Vue du Nivin en novembre 2018, Libye.
Vue du Nivin en novembre 2018, Libye. © MSF

Aujourd’hui, MSF s’associe à Forensic Oceanography et au GLAN, autour d’une initiative visant à reconstituer ce qui s’est passé en novembre 2018 autour du Nivin, et à établir les responsabilités, notamment de l’Italie, vis-à-vis du traitement de ces rescapés.

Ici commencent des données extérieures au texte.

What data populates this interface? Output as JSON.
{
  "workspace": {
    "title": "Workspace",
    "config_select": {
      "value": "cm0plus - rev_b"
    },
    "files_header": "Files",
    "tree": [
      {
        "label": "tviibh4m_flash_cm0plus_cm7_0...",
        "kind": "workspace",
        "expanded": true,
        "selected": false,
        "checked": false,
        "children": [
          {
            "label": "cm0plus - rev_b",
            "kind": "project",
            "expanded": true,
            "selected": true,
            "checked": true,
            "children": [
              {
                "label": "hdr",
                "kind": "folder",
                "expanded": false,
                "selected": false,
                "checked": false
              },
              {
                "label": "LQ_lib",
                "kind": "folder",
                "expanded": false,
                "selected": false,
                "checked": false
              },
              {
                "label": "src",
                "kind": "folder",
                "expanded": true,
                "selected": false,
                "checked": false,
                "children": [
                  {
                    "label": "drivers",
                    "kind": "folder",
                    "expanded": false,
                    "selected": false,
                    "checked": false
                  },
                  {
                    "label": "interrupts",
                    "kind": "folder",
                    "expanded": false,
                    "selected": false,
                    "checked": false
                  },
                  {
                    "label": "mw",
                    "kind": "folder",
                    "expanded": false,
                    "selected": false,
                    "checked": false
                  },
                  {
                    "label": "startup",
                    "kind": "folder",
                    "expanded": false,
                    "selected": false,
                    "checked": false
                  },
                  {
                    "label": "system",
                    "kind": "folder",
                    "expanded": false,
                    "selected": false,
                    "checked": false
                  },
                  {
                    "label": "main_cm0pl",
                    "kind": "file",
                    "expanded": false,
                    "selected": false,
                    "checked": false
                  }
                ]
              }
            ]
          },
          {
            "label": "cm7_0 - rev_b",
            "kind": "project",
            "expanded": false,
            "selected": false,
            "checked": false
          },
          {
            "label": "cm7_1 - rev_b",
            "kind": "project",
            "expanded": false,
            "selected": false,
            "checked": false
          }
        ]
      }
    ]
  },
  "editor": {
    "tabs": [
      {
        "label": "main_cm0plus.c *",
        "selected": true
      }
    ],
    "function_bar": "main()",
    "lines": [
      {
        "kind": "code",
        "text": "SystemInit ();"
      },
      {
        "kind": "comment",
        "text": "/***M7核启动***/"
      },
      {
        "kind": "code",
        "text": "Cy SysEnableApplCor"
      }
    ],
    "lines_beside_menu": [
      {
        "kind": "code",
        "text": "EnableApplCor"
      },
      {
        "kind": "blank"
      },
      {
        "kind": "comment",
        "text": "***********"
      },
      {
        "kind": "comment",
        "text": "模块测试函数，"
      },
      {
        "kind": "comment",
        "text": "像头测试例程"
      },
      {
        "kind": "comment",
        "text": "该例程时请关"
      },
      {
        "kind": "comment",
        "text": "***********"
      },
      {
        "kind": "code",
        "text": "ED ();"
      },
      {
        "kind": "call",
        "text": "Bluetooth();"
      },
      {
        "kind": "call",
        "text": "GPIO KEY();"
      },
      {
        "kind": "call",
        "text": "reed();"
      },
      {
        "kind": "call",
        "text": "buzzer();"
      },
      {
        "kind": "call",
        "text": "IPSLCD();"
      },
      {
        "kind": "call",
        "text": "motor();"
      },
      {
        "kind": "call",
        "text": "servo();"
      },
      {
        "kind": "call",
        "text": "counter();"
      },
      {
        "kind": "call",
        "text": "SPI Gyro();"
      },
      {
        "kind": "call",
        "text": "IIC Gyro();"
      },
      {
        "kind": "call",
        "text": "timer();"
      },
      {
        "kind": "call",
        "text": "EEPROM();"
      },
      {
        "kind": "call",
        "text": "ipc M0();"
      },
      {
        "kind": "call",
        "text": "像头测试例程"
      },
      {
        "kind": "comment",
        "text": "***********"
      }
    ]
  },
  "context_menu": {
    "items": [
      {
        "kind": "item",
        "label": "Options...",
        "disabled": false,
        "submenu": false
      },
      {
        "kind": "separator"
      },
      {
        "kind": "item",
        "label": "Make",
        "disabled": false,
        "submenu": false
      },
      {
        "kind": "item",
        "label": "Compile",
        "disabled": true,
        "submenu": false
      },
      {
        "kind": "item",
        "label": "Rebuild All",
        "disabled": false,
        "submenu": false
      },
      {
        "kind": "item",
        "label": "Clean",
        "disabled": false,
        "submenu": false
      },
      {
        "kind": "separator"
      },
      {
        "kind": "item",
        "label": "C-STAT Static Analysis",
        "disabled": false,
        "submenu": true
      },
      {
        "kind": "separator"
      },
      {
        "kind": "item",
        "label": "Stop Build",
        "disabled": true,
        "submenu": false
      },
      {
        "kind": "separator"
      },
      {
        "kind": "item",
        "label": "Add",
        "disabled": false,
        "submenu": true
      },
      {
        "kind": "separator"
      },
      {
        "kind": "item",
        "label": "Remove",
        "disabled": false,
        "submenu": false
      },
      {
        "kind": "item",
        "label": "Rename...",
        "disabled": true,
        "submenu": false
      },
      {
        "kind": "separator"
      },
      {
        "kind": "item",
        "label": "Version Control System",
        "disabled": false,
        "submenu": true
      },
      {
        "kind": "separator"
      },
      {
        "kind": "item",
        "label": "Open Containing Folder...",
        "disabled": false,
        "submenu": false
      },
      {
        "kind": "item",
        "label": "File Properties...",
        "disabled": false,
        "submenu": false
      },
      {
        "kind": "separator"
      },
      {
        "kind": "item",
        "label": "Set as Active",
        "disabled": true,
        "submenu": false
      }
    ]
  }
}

Il y a plus d'un an, les équipes de MSF en Libye ont soigné un groupe de migrants et de réfugiés refusant de débarquer en Libye, craignant pour leur vie, après avoir fait l’objet de détentions arbitraires et de violences extrêmes pendant leur séjour dans le pays, où ils ont également été victimes des trafiquants d’êtres humains. Ces réfugiés et migrants ont été ramenés à Misrata en Libye après avoir atteint les eaux internationales, alors qu’ils cherchaient la sécurité et la protection de l’Europe. Ils sont restés 10 jours sur le cargo panaméen Nivin, amarré dans le port commercial de Misrata, jusqu'à ce que les forces de sécurité libyennes mènent une opération pour les débarquer de force.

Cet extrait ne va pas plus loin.